“The Swift Boating of Cindy Sheehan”
Frank Rich’s op-ed from the New York Times yesterday gives a great description of how the right uses its tactic of character assasination on its enemies. While it may have worked on people like John McCain, John Kerry, and Joseph Wilson in the past, Rich argues that the case of Cindy Sheehan is unique – the American people sympathize with her loss and demand that the President deliver answers. This issue is far bigger than Cindy Sheehan…
The hope this time was that we’d change the subject to Cindy Sheehan’s “wacko” rhetoric and the opportunistic left-wing groups that have attached themselves to her like barnacles. That way we would forget about her dead son. But if much of the 24/7 media has taken the bait, much of the public has not.
The backdrops against which Ms. Sheehan stands – both that of Mr. Bush’s what-me-worry vacation and that of Iraq itself – are perfectly synergistic with her message of unequal sacrifice and fruitless carnage.
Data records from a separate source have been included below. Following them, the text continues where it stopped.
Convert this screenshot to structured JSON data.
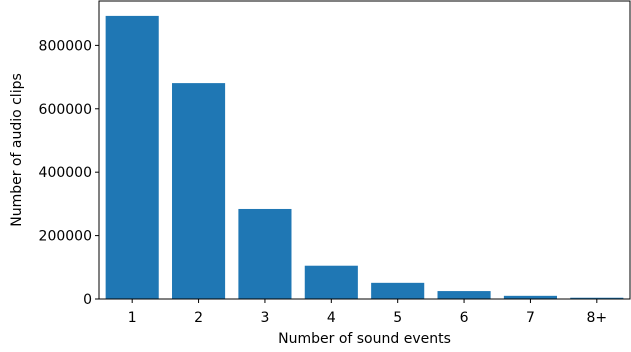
{
  "chart_data": {
    "type": "bar",
    "title": "",
    "xlabel": "Number of sound events",
    "ylabel": "Number of audio clips",
    "categories": [
      "1",
      "2",
      "3",
      "4",
      "5",
      "6",
      "7",
      "8+"
    ],
    "values": [
      893000,
      681000,
      284000,
      105000,
      51000,
      25000,
      10000,
      4000
    ],
    "ylim": [
      0,
      940000
    ],
    "yticks": [
      0,
      200000,
      400000,
      600000,
      800000
    ],
    "ytick_labels": [
      "0",
      "200000",
      "400000",
      "600000",
      "800000"
    ],
    "bar_color": "#1f77b4",
    "grid": false,
    "legend": false
  }
}
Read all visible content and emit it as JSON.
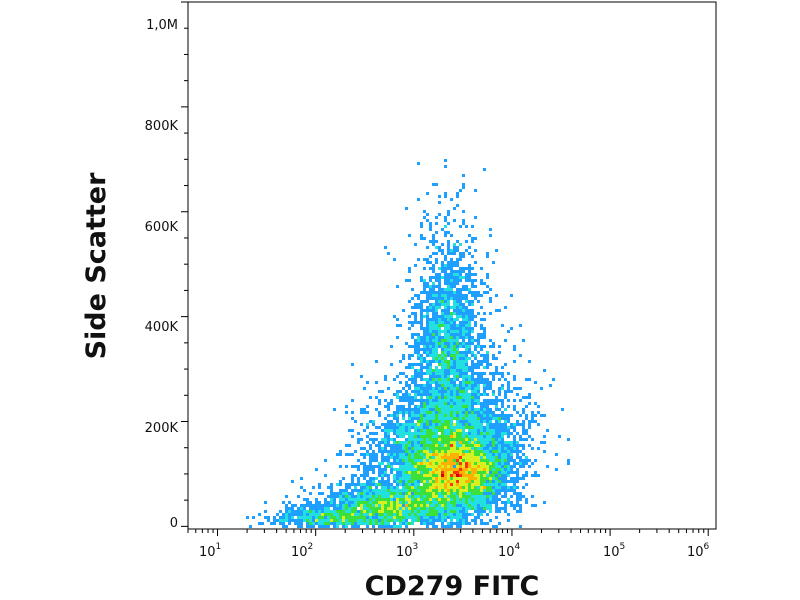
{
  "chart_data": {
    "type": "scatter",
    "subtype": "flow-cytometry density dot plot (pseudocolor)",
    "xlabel": "CD279 FITC",
    "ylabel": "Side Scatter",
    "x_scale": "log",
    "x_range": [
      5,
      1200000
    ],
    "y_range": [
      -5000,
      1000000
    ],
    "x_ticks": [
      {
        "value": 10,
        "base": "10",
        "exp": "1"
      },
      {
        "value": 100,
        "base": "10",
        "exp": "2"
      },
      {
        "value": 1000,
        "base": "10",
        "exp": "3"
      },
      {
        "value": 10000,
        "base": "10",
        "exp": "4"
      },
      {
        "value": 100000,
        "base": "10",
        "exp": "5"
      },
      {
        "value": 1000000,
        "base": "10",
        "exp": "6"
      }
    ],
    "y_ticks": [
      {
        "value": 0,
        "label": "0"
      },
      {
        "value": 200000,
        "label": "200K"
      },
      {
        "value": 400000,
        "label": "400K"
      },
      {
        "value": 600000,
        "label": "600K"
      },
      {
        "value": 800000,
        "label": "800K"
      },
      {
        "value": 1000000,
        "label": "1,0M"
      }
    ],
    "populations": [
      {
        "x_center": 2800,
        "y_center": 100000,
        "x_spread_decades": 0.25,
        "y_spread": 35000,
        "weight": 0.3
      },
      {
        "x_center": 1800,
        "y_center": 150000,
        "x_spread_decades": 0.35,
        "y_spread": 60000,
        "weight": 0.25
      },
      {
        "x_center": 2200,
        "y_center": 330000,
        "x_spread_decades": 0.18,
        "y_spread": 110000,
        "weight": 0.18
      },
      {
        "x_center": 600,
        "y_center": 40000,
        "x_spread_decades": 0.35,
        "y_spread": 25000,
        "weight": 0.17
      },
      {
        "x_center": 150,
        "y_center": 15000,
        "x_spread_decades": 0.3,
        "y_spread": 12000,
        "weight": 0.05
      },
      {
        "x_center": 5000,
        "y_center": 180000,
        "x_spread_decades": 0.3,
        "y_spread": 80000,
        "weight": 0.05
      }
    ],
    "density_colors": [
      "#1f3cff",
      "#1f9fff",
      "#22e0e0",
      "#3be03b",
      "#d8f020",
      "#ffb000",
      "#ff3010",
      "#d00000"
    ],
    "grid": false,
    "legend": "none"
  }
}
Her point would endure even if the messenger were shot by a gun-waving Crawford hothead or she never returned to Texas from her ailing mother’s bedside or the president folded the media circus by actually meeting with her.
And from the end of the article:
THIS summer in Crawford, the White House went to this playbook once too often. When Mr. Bush’s motorcade left a grieving mother in the dust to speed on to a fund-raiser, that was one fat-cat party too far. The strategy of fighting a war without shared national sacrifice has at last backfired, just as the strategy of Swift Boating the war’s critics has reached its Waterloo before Patrick Fitzgerald’s grand jury in Washington. The 24/7 cable and Web attack dogs can keep on sliming Cindy Sheehan. The president can keep trying to ration the photos of flag-draped caskets. But this White House no longer has any more control over the insurgency at home than it does over the one in Iraq.